Middleton switched to OpenTofu for all her personal projects in response to the licensing change. She hasn't tried OpenBao yet.

"Good tools don't exist in a vacuum. They're popularized and proselytized by tons of people, and an outsized amount of those movers and shakers feel that knowledge ought to be free and available," Middleton said. "Licensing any type of valuable tool like this isn't ever going to be popular, and I don't think Hashi understood that. I hope they learn that lesson soon."

Open source components are also often attractive to enterprise security buyers, said Melinda Marks, an analyst at TechTarget's Enterprise Strategy Group.

"[This is] likely troublesome for Hashi since it is so well known for Vault," Marks said. "With shift-left efforts, you have DevOps and platform engineers using open source tools and customizing them in their environments. And then you also have security vendors trying to incorporate secrets detection and secrets scanning. Those are two areas where OpenBao could be attractive compared to Vault."

OpenTofu organizers and other open source community members have alleged that HashiCorp became less responsive to open source contributions to Terraform around the time of the company's IPO in late 2021. Since then, fiscal pressures on the company have mounted, as its revenue has grown but it has reported net quarterly losses.

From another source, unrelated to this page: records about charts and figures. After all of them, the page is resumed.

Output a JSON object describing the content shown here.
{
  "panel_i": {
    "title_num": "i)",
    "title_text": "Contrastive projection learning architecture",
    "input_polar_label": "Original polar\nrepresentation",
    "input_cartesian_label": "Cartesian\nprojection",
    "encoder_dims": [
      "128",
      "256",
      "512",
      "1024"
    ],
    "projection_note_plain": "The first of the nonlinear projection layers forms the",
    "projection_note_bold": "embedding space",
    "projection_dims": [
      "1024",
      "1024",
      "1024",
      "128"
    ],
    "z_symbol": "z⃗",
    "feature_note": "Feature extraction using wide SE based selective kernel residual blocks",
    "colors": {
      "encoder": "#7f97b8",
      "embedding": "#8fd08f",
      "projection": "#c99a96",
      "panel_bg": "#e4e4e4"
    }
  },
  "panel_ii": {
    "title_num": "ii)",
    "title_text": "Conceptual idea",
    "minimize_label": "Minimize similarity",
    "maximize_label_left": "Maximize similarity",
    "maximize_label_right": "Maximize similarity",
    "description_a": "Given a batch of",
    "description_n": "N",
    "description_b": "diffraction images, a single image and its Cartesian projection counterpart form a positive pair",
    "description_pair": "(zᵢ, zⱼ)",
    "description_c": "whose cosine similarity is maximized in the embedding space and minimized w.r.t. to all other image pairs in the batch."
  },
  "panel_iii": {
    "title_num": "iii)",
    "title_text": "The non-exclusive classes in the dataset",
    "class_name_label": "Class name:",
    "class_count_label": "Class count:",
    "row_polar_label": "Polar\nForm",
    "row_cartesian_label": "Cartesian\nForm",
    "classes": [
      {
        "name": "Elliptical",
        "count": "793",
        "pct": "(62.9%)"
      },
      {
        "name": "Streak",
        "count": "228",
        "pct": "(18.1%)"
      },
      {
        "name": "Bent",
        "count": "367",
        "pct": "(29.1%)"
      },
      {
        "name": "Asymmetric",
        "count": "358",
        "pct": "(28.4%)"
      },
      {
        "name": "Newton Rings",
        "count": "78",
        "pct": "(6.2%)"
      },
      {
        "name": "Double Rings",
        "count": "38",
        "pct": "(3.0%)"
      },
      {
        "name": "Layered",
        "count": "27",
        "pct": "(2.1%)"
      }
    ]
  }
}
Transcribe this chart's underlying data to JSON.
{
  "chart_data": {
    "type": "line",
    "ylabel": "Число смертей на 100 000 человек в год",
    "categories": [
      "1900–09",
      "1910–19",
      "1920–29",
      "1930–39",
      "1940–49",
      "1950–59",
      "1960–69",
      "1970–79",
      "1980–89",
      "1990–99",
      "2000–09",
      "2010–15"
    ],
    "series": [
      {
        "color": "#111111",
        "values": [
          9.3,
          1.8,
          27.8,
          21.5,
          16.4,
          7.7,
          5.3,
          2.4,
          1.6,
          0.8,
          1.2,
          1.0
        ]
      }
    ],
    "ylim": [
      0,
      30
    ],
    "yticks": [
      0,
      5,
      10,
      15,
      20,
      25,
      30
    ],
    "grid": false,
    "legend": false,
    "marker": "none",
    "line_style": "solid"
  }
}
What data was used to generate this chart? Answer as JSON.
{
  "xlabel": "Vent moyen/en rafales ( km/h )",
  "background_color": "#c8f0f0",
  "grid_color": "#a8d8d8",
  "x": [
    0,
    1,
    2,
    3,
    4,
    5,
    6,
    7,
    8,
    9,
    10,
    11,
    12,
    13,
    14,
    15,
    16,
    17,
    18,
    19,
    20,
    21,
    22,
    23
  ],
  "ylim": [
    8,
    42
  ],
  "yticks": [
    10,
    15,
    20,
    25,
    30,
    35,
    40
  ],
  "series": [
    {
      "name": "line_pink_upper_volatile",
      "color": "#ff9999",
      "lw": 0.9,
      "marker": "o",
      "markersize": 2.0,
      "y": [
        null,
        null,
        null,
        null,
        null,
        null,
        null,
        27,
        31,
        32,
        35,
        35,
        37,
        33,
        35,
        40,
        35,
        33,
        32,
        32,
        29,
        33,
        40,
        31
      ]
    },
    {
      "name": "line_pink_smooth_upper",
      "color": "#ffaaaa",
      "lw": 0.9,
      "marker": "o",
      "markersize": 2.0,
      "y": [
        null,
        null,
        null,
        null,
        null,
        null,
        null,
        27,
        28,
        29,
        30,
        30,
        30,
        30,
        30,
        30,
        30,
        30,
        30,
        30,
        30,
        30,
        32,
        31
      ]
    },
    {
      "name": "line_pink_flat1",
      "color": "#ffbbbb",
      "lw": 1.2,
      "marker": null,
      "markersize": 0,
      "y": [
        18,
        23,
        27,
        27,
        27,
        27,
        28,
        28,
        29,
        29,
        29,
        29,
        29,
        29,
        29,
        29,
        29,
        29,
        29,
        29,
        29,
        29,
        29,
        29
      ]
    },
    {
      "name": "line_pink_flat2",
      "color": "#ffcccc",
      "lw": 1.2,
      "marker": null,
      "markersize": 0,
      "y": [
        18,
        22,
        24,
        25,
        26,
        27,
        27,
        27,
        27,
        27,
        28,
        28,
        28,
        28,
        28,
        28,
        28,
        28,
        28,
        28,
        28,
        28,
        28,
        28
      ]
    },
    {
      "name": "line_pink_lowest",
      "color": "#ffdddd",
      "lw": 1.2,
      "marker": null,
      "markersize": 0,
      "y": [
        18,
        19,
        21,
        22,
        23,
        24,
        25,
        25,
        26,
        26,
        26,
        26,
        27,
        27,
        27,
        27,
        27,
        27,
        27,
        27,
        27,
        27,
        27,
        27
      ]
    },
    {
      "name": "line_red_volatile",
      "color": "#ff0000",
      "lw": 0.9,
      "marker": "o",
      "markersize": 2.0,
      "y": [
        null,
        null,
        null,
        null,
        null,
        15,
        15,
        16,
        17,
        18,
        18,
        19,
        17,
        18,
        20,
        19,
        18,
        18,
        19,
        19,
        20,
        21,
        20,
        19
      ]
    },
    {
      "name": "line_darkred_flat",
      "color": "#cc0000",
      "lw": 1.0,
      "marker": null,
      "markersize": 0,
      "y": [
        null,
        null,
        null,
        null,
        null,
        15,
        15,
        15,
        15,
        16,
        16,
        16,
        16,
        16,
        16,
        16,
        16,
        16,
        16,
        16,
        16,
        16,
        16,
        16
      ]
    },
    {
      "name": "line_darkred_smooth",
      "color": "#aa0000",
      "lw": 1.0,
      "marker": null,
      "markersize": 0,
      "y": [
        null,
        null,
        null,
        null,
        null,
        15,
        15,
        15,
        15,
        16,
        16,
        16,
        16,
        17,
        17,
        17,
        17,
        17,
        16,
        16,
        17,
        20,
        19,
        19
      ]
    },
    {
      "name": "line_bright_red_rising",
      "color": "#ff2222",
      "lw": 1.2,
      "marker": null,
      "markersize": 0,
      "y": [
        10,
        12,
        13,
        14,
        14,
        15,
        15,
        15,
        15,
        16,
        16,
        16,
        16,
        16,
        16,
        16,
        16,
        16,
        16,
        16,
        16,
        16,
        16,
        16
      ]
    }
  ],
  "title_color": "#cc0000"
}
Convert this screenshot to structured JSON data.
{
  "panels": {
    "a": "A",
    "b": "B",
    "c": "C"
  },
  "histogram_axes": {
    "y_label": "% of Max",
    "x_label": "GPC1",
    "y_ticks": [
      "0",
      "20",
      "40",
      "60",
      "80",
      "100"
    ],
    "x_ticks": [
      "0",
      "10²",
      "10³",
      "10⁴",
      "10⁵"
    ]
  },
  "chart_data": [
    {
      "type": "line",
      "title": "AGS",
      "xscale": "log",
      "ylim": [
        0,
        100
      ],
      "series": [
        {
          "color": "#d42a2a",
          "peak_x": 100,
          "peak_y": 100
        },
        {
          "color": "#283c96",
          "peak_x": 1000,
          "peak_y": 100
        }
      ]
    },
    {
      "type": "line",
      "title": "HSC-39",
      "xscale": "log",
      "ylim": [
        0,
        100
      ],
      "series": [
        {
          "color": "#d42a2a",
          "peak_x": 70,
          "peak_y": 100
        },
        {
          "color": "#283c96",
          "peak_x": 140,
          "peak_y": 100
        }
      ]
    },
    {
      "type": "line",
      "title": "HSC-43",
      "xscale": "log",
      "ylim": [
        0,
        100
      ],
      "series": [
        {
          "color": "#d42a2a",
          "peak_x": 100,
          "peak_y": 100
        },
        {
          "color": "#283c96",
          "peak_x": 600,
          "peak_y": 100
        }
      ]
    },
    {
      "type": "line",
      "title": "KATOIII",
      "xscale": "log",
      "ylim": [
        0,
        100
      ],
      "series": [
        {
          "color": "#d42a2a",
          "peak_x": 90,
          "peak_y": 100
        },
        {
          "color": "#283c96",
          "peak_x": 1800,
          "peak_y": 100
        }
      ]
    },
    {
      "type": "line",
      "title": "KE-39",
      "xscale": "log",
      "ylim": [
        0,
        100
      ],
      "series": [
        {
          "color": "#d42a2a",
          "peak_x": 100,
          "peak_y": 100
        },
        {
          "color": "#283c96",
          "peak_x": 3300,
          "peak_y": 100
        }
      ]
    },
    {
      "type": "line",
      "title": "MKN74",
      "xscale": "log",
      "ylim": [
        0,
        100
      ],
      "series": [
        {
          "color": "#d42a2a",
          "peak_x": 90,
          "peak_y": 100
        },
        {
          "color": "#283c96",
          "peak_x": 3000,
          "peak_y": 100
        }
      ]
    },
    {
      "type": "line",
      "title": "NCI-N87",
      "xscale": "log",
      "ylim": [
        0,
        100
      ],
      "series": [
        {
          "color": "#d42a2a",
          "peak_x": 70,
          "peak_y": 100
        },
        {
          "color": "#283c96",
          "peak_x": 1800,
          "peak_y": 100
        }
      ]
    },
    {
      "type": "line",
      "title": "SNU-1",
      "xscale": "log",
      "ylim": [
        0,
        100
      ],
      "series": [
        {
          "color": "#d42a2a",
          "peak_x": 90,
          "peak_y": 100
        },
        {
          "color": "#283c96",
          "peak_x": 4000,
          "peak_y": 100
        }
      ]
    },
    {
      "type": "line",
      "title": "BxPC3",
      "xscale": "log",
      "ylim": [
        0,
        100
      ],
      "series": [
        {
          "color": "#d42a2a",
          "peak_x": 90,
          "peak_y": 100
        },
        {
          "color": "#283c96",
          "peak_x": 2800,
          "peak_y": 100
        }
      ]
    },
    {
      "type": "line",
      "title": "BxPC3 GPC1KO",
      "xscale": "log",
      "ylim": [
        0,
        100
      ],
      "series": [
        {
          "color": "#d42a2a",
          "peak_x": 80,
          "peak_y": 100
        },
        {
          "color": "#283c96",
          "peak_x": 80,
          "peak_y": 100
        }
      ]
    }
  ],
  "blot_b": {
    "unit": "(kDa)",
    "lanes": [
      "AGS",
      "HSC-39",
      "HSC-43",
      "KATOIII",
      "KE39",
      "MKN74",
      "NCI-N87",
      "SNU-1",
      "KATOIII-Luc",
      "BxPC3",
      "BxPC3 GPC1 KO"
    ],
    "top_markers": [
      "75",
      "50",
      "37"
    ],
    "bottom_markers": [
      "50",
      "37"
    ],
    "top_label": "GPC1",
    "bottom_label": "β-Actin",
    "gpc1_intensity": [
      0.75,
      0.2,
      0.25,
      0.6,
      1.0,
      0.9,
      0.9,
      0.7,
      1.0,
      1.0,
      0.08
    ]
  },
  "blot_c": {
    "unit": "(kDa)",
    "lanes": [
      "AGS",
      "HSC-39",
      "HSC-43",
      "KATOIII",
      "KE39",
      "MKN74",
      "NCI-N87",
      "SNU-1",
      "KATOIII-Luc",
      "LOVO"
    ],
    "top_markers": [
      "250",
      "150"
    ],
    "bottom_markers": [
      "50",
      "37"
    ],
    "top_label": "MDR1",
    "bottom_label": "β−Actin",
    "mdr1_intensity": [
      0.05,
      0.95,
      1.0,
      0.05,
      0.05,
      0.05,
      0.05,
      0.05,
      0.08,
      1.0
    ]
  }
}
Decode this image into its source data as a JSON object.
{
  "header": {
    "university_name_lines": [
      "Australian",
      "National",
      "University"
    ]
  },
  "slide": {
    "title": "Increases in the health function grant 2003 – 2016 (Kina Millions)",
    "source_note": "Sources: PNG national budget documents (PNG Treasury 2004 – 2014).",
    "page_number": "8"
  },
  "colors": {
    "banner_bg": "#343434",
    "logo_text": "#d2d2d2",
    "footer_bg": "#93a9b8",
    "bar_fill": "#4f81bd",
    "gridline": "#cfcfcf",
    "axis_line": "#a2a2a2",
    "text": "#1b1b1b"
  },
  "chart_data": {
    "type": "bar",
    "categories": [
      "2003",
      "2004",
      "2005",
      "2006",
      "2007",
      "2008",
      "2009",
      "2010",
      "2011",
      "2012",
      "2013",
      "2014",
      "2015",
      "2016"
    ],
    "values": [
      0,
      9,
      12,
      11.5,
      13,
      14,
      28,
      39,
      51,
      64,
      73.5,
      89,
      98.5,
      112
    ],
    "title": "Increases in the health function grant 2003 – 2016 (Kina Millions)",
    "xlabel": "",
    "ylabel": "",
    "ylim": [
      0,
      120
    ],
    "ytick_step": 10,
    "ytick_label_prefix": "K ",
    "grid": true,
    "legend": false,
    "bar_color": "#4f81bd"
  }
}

The company reported 17% revenue growth in its third quarter of fiscal 2024 on Dec. 7 compared to the same quarter a year ago. While net losses weren't as steep -- $39.5 million as opposed to $72 million a year ago -- the company has yet to reach profitability by generally accepted accounting principles (GAAP). The quarter was the company's first with positive non-GAAP net income, which totaled $5.6 million, according to a HashiCorp press release.

HashiCorp responds to Terraform Cloud pricing critiques

HashiCorp officials also addressed objections made by some commercial Terraform Cloud customers to Terraform Cloud pricing changes which took effect May 16.

HashiCorp officials emphasized that its lowest pricing tier is more valuable due to expanded security features, but some customers took to online forums to complain about rising costs. A few who received updated licensing terms from HashiCorp following the pricing change contended that the updates made their Terraform licenses more expensive than the cloud resources they were managing.

In response, HashiCorp disclosed a pricing breakdown for its Terraform Cloud customers to TechTarget Editorial this month showing that nearly 95% of pay-as-you-go customers pay less than $500 per month, as seen in Figure 1.

HashiCorp Terraform Cloud pay-as-you-go pricing.
HashiCorp provided a breakdown of costs paid by Terraform Cloud pay-as-you-go customers in response to critiques of pricing changes made earlier this year.

"Terraform Cloud has over 270,000 users, and it grows at a rate of over 19,000 per quarter," said Meghan Liese, vice president of product marketing at HashiCorp, in an interview. "And 80% of our pay-as-you-go customers are paying less than $250 per month. Based on our customer feedback, we think it's priced appropriately to the value received."